# The Newcomers!



## RioBeau (Aug 9, 2012)

So I had a picture of Rio (my buck) in my introduction but now I want to show his sister, Genie! 
He has black eyes, but she has red eyes. They have nearly the same color coat but hers is a tad darker and his coat has some white mixed in-both long haired & both gorgeous! I can't wait to pick them up tomorrow  
These are the pictures the current owner provided me with.


----------



## Cordane (May 22, 2012)

I see why you like them so much, they are gorgeous!


----------



## besty74 (May 26, 2012)

very cute


----------



## tinyhartmouseries (Dec 30, 2010)

I like those a lot!

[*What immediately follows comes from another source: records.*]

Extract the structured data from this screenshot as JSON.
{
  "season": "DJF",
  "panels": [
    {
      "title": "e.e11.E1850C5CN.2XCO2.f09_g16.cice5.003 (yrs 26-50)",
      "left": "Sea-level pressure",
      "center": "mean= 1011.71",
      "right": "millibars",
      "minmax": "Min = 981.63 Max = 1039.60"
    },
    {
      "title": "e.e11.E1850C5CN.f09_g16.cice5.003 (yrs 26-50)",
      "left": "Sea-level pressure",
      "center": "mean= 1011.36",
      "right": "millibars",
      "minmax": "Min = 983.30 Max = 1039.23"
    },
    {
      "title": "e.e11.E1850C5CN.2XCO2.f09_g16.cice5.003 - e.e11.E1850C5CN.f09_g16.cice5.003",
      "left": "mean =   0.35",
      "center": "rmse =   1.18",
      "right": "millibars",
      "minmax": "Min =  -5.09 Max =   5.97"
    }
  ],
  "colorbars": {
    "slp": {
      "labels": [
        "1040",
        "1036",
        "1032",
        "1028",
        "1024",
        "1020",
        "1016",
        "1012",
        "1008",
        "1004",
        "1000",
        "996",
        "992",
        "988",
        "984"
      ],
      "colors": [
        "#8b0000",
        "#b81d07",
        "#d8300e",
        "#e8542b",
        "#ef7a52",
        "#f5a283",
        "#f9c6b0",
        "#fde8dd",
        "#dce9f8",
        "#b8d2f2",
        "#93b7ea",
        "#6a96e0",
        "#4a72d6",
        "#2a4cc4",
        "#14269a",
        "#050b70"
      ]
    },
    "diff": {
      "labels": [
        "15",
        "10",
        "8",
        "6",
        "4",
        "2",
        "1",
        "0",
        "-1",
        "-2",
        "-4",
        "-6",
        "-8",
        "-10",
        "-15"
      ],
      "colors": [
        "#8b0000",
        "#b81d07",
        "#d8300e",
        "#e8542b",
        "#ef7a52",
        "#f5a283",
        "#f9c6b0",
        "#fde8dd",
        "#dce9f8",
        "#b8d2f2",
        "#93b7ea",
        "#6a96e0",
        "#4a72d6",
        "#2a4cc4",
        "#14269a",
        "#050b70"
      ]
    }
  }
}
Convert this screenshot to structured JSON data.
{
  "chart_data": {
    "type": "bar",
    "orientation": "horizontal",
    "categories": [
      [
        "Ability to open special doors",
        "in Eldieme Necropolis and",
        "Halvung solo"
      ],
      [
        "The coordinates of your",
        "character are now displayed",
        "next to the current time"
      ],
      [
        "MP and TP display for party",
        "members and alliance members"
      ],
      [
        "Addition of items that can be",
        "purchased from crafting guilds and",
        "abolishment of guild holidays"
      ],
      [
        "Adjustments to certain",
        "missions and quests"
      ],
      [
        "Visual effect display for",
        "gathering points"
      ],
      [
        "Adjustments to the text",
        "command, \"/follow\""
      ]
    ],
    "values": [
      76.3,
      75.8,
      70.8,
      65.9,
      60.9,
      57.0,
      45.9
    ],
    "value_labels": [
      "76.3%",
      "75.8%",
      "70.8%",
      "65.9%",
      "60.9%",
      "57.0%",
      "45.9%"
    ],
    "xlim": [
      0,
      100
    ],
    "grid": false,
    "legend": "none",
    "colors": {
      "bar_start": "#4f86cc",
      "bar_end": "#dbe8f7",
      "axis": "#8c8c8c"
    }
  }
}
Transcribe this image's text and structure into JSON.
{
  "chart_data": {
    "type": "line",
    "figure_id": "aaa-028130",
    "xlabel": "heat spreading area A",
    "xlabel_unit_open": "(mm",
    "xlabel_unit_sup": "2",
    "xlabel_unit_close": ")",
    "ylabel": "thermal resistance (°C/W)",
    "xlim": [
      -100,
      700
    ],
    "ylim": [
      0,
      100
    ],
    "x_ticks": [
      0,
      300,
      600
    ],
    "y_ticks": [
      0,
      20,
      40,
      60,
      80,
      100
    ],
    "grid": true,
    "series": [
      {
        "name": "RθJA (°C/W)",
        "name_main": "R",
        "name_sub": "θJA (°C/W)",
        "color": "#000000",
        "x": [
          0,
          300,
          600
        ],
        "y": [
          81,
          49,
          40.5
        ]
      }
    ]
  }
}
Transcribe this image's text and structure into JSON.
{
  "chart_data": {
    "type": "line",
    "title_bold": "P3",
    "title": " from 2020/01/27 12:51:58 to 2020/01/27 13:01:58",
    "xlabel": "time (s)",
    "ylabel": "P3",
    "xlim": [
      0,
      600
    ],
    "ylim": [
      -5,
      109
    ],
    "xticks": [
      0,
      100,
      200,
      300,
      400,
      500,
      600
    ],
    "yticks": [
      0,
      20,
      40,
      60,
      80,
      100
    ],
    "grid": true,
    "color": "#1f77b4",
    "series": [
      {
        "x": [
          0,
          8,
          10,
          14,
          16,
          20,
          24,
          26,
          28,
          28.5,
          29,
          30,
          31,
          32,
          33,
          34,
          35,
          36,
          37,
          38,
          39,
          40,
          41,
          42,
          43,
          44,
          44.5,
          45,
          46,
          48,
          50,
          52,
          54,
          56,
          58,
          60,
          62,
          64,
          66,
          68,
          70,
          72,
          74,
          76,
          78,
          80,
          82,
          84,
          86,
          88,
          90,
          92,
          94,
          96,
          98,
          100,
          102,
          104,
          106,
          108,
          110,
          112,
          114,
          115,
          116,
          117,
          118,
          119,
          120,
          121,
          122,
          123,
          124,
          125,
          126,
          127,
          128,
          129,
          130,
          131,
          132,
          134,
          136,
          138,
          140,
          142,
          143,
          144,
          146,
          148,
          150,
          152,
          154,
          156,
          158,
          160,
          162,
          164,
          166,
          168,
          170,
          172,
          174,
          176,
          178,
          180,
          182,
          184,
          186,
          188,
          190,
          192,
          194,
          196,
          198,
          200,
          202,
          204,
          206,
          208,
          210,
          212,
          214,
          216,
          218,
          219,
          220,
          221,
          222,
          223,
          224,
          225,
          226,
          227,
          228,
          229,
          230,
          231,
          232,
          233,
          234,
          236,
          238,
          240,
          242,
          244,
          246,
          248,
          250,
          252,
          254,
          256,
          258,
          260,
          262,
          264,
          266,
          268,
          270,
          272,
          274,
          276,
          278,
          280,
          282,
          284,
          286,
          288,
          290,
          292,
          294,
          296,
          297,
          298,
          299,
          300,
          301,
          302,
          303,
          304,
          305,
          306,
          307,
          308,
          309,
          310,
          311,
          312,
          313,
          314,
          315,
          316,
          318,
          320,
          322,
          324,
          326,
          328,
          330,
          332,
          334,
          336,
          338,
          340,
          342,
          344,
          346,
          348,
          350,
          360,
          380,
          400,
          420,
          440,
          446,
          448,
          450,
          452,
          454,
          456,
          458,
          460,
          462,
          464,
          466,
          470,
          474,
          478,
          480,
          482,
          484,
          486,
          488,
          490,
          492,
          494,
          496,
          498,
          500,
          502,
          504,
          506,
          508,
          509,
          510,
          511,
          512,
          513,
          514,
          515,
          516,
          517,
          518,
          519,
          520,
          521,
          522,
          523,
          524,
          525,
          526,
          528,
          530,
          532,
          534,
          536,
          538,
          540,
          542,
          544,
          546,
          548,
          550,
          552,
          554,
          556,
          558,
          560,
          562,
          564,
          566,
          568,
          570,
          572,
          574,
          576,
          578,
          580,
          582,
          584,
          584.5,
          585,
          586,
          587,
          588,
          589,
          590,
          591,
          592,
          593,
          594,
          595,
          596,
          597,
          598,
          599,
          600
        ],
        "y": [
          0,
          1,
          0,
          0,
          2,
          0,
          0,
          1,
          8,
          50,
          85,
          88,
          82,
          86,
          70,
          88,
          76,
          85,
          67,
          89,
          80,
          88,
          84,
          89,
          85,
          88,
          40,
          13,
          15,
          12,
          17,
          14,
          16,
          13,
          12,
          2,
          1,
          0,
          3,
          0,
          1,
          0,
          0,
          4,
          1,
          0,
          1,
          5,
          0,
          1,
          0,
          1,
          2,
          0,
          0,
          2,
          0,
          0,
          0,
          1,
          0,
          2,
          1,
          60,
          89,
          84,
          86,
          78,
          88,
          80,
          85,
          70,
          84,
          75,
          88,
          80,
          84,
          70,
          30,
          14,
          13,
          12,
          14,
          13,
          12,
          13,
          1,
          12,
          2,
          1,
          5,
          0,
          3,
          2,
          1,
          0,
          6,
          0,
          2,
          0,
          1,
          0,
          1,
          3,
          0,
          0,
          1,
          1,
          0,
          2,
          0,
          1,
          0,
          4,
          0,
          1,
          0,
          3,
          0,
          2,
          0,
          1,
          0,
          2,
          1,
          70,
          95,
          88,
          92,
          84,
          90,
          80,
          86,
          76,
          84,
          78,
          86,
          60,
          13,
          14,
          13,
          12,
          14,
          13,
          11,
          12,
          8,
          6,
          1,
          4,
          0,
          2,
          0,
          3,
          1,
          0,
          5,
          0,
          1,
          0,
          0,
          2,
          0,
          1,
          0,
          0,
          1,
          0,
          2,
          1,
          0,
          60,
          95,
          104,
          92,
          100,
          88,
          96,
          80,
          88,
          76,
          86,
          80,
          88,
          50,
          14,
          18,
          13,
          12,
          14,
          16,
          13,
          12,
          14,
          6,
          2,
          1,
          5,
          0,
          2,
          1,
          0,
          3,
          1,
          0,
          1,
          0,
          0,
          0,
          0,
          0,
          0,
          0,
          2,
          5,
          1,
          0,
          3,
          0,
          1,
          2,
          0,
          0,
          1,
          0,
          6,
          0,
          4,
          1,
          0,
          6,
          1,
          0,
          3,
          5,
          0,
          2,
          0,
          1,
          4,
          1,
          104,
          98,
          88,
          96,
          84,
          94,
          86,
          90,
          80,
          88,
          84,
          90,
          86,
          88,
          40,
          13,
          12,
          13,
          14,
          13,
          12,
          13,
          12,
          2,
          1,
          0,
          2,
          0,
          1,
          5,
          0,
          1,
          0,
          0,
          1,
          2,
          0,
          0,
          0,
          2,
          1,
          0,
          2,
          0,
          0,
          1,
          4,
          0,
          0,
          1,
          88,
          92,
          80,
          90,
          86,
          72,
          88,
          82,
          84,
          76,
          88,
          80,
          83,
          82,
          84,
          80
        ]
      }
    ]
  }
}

The bottom one looks so interesting, like it's a yellow brindle or yellow splash.


----------



## andypandy29us (Aug 10, 2012)

what a lovely pair ... do you have others already?


----------



## RioBeau (Aug 9, 2012)

Thank you everybody! 

tinyhartmouseries: yeah I'm actually not too sure what color he is but I was automatically drawn in!
andypandy29us: thanks! & Yes, I have 2 other does living in their own tank. I'm planning on adding little miss Genie to the colony in 2 months. I'll be getting her sister in a few days as well so she won't be lonely, YAY! More mice


----------